California Lawmaker Claims He Encountered Roadblocks During Audit of State’s Homelessness Expenditures
The auditors reported that the state had not collected sufficient information for them to audit all the programs.
California State Senator Dave Cortese said he requested an audit of California’s spending on homelessness because he wanted to know what the cities were doing with the money, whether their practices could be improved, and also whether or not at the state level something could be done better.
He said $24 billion is what was invested throughout the state of California by the time the audit came out, and with that spent on 58 counties, homelessness should have been wiped out.
“We want homelessness to be resolved, to be eradicated, really … but that hasn’t happened, obviously. Everyone can see that with their own eyes,” Cortese said. “In San Jose … there’s still somewhere between 4,500 and 5,000 people on the streets.”
He noted that there are two types of homeless people, those who are sheltered and those who are unsheltered.
In the northern California county of Santa Clara, with most of the county being the city of San Jose, Cortese said there are sometimes as many as 10,000 homeless people, and about 80 percent of them are unsheltered and out on the street.
He said he got the idea for the audit after touring one of the state’s largest homeless encampments in Columbus Park near San Jose Mineta International Airport, after advocates for the homeless asked him to come out and take a look because they felt that the conditions there were a public health hazard.
After the visit, he went to the city of San Jose to ask how much money was going into helping this specific encampment, and he was told that there was none, he said.
With that, he drafted a request to audit, seeking to understand where the money was going and its effectiveness. He submitted it to the Joint Legislative Audit Committee, of which he is a member, and they agreed to start an audit.
He said the auditor could not audit every city, so Cortese volunteered his home city San Jose. The auditor later added San Diego to the audit.
The Audit
The audit report released earlier this year concluded that the state must do more to assess the cost-effectiveness of its homelessness programs.
The report states that more than 180,000 Californians were homeless in 2023, which is 53 percent more than in 2013; and nine state agencies have collectively spent billions of dollars in state funding in the past five years on at least 30 programs for preventing and ending homelessness. The California Interagency Council on Homelessness (Cal ICH) is in charge of coordinating, developing, and evaluating the work of these nine agencies.
The report states that Cal ICH has not reported the financial information of state homelessness programs since 2021, and it has not ensured the collection of accurate and complete financial or outcome information.
Because of that, the report states, the state lacks up-to-date information that it can use to make policy decisions on homelessness.
According to the report, the auditors could only fully review two of the five state-funded programs that were chosen for assessment. For the other three, they found that the state had not collected enough data on the outcomes the programs had achieved, so the auditors could not make an accurate assessment.
However, the two programs they could fully review were likely cost-effective, the report states. Those two are Homekey and the CalWORKs Housing Support Program.

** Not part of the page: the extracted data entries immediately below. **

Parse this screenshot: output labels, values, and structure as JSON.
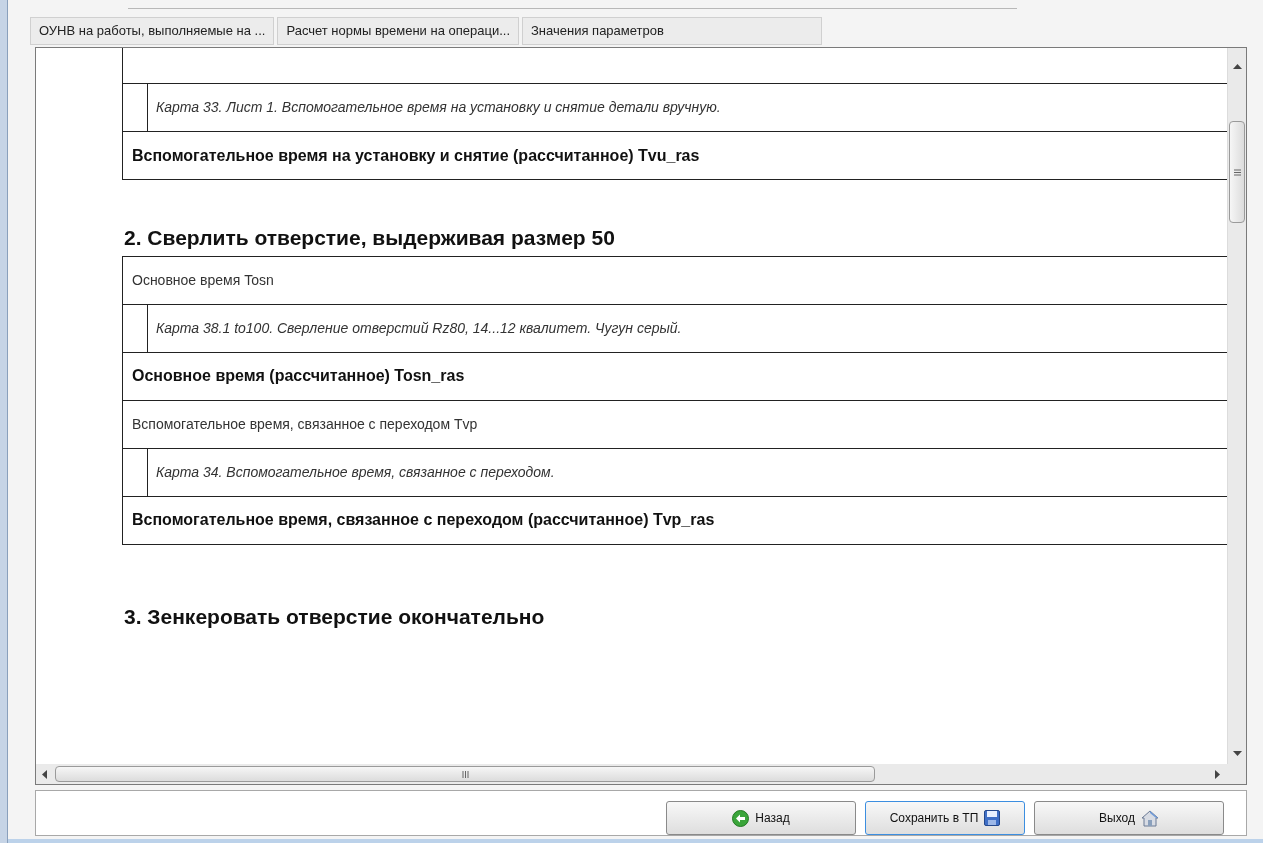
{
  "tabs": [
    {
      "label": "ОУНВ на работы, выполняемые на ...",
      "selected": false
    },
    {
      "label": "Расчет нормы времени на операци...",
      "selected": false
    },
    {
      "label": "Значения параметров",
      "selected": false
    }
  ],
  "document": {
    "sections": [
      {
        "rows": [
          {
            "kind": "reference",
            "text": "Карта 33. Лист 1. Вспомогательное время на установку и снятие детали вручную."
          },
          {
            "kind": "result",
            "text": "Вспомогательное время на установку и снятие (рассчитанное) Tvu_ras"
          }
        ]
      },
      {
        "heading": "2. Сверлить отверстие, выдерживая размер 50",
        "rows": [
          {
            "kind": "parameter",
            "text": "Основное время Tosn"
          },
          {
            "kind": "reference",
            "text": "Карта 38.1 to100. Сверление отверстий Rz80, 14...12 квалитет. Чугун серый."
          },
          {
            "kind": "result",
            "text": "Основное время (рассчитанное) Tosn_ras"
          },
          {
            "kind": "parameter",
            "text": "Вспомогательное время, связанное с переходом Tvp"
          },
          {
            "kind": "reference",
            "text": "Карта 34. Вспомогательное время, связанное с переходом."
          },
          {
            "kind": "result",
            "text": "Вспомогательное время, связанное с переходом (рассчитанное) Tvp_ras"
          }
        ]
      },
      {
        "heading": "3. Зенкеровать отверстие окончательно"
      }
    ]
  },
  "buttons": [
    {
      "kind": "back",
      "label": "Назад",
      "focused": false
    },
    {
      "kind": "save",
      "label": "Сохранить в ТП",
      "focused": true
    },
    {
      "kind": "exit",
      "label": "Выход",
      "focused": false
    }
  ]
}
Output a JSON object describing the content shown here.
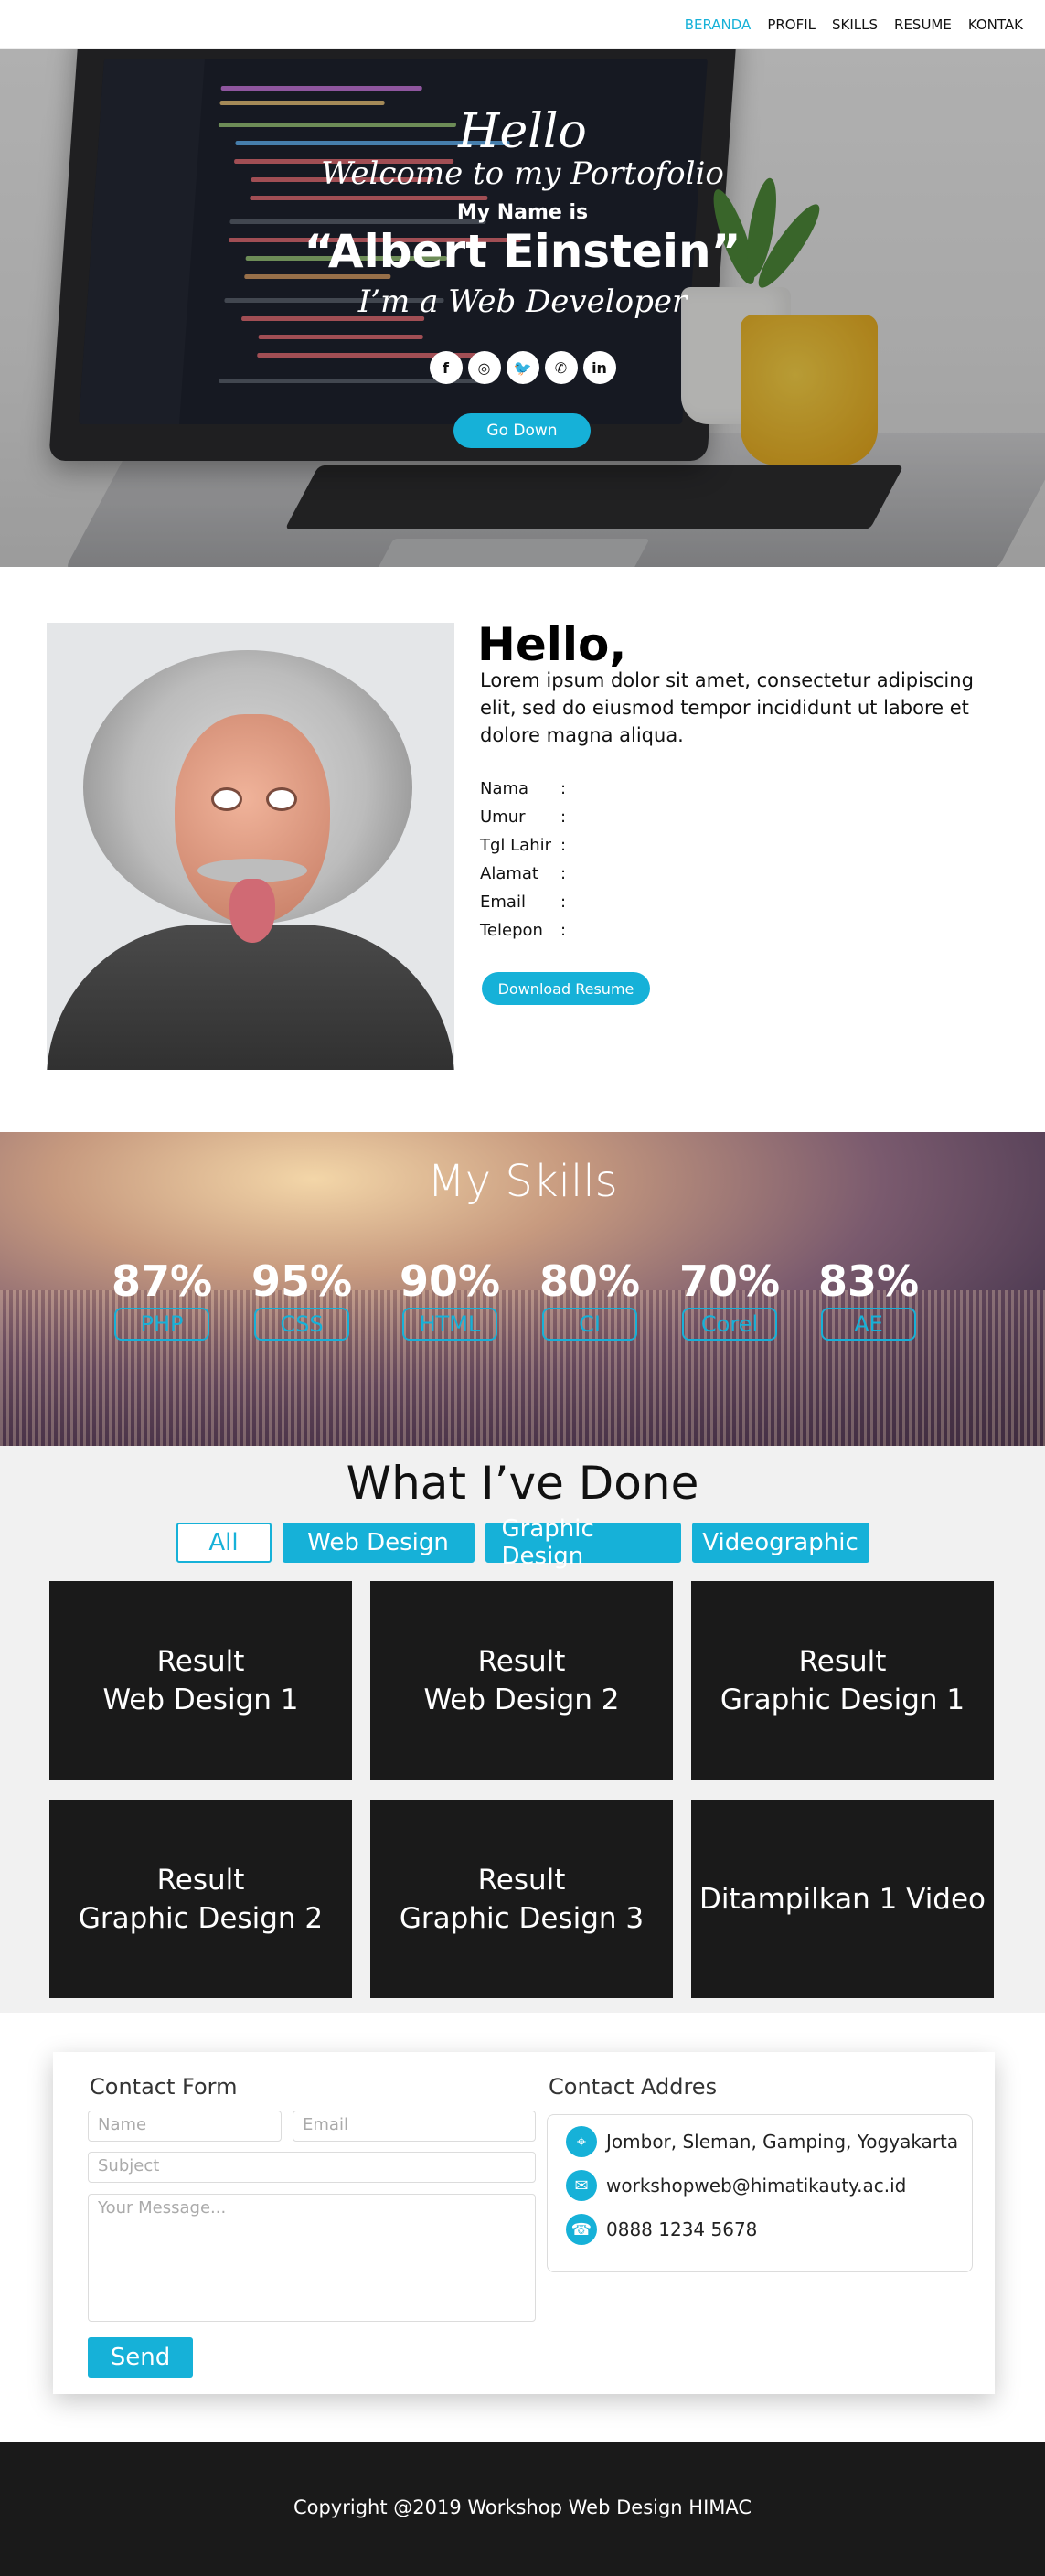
{
  "nav": {
    "items": [
      "BERANDA",
      "PROFIL",
      "SKILLS",
      "RESUME",
      "KONTAK"
    ],
    "active": "BERANDA"
  },
  "hero": {
    "hello": "Hello",
    "welcome": "Welcome to my Portofolio",
    "my_name_is": "My Name is",
    "name": "“Albert Einstein”",
    "role": "I’m a Web Developer",
    "socials": [
      {
        "icon": "facebook-icon",
        "glyph": "f"
      },
      {
        "icon": "instagram-icon",
        "glyph": "◎"
      },
      {
        "icon": "twitter-icon",
        "glyph": "🐦"
      },
      {
        "icon": "whatsapp-icon",
        "glyph": "✆"
      },
      {
        "icon": "linkedin-icon",
        "glyph": "in"
      }
    ],
    "go_down": "Go Down"
  },
  "profile": {
    "hello": "Hello,",
    "intro": "Lorem ipsum dolor sit amet, consectetur adipiscing elit, sed do eiusmod tempor incididunt ut labore et dolore magna aliqua.",
    "fields": [
      {
        "label": "Nama",
        "sep": ":"
      },
      {
        "label": "Umur",
        "sep": ":"
      },
      {
        "label": "Tgl Lahir",
        "sep": ":"
      },
      {
        "label": "Alamat",
        "sep": ":"
      },
      {
        "label": "Email",
        "sep": ":"
      },
      {
        "label": "Telepon",
        "sep": ":"
      }
    ],
    "download_button": "Download Resume"
  },
  "skills": {
    "title": "My Skills",
    "items": [
      {
        "percent": "87%",
        "name": "PHP"
      },
      {
        "percent": "95%",
        "name": "CSS"
      },
      {
        "percent": "90%",
        "name": "HTML"
      },
      {
        "percent": "80%",
        "name": "CI"
      },
      {
        "percent": "70%",
        "name": "Corel"
      },
      {
        "percent": "83%",
        "name": "AE"
      }
    ]
  },
  "portfolio": {
    "title": "What I’ve Done",
    "filters": [
      "All",
      "Web Design",
      "Graphic Design",
      "Videographic"
    ],
    "cards": [
      {
        "line1": "Result",
        "line2": "Web Design 1"
      },
      {
        "line1": "Result",
        "line2": "Web Design 2"
      },
      {
        "line1": "Result",
        "line2": "Graphic Design 1"
      },
      {
        "line1": "Result",
        "line2": "Graphic Design 2"
      },
      {
        "line1": "Result",
        "line2": "Graphic Design 3"
      },
      {
        "line1": "",
        "line2": "Ditampilkan 1 Video"
      }
    ]
  },
  "contact": {
    "form_title": "Contact Form",
    "name_placeholder": "Name",
    "email_placeholder": "Email",
    "subject_placeholder": "Subject",
    "message_placeholder": "Your Message...",
    "send": "Send",
    "address_title": "Contact Addres",
    "address": "Jombor, Sleman, Gamping, Yogyakarta",
    "email": "workshopweb@himatikauty.ac.id",
    "phone": "0888 1234 5678"
  },
  "footer": {
    "copyright": "Copyright @2019 Workshop Web Design HIMAC"
  },
  "colors": {
    "accent": "#16b1d8",
    "dark": "#1a1a1a",
    "portfolio_bg": "#f1f1f1"
  }
}
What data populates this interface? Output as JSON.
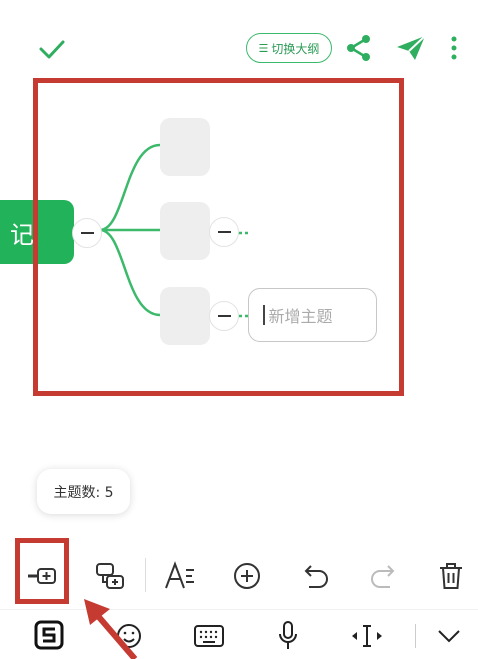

The report states that Homekey refurbishes existing buildings to provide housing for homeless people for hundreds of thousands of dollars less than a newly built home would cost; and the Housing Support Program provides financial support to help families avoid homelessness, which costs the state less than if the families were homeless.
Overhead Charges
The other three programs were the State Rental Assistance Program, the Encampment Resolution Funding Program, and the Homeless Housing, Assistance and Prevention Grant Program. Without enough information, the state could not determine whether these programs make the best use of their funds, the report states.
“Not a lot of good information or new information came out of the audit,” Cortese said. “The auditor had a hard time figuring out how much overhead was being charged.”
For example, he said the city told him that when it gets money from the state for the homeless, it gets routed through different departments; and every time you route money through a different department, typically there’s another overhead charge because that department tries to pay for itself like a little profit center.
“That’s really a problem that’s happening, because you could see if 24 billion came down to cities, and then 15 percent was taken off the top for general municipal overhead, and then the legal department took 15 percent … and then the housing department took 15 percent, and then this Parks and Recreation Department was doing outreach in the community to the encampment, so they wanted 15 percent, pretty soon there’s nothing left to build shelters and housing with,” Cortese said.
The lawmaker said he asked the auditor whether the problem is that all the money is getting eaten up in contracts and salaries and not actually making it to the end user. The auditor struggled to find how much of the money actually gets to be used for shelter units, Cortese said.
“And I’m not even mentioning the nonprofit organizations,” he said.
He said because the cities and the counties don’t have sufficient capacity to carry out all the services, they often contract out work, which means somebody else gets paid again right off the top.
“The auditor was very frustrated; I don’t want to say angry, but close to it, feeling like they hit dead ends; because basically the two cities they dealt with, by and large, told them they just couldn’t trace all of those overhead charges,” he said.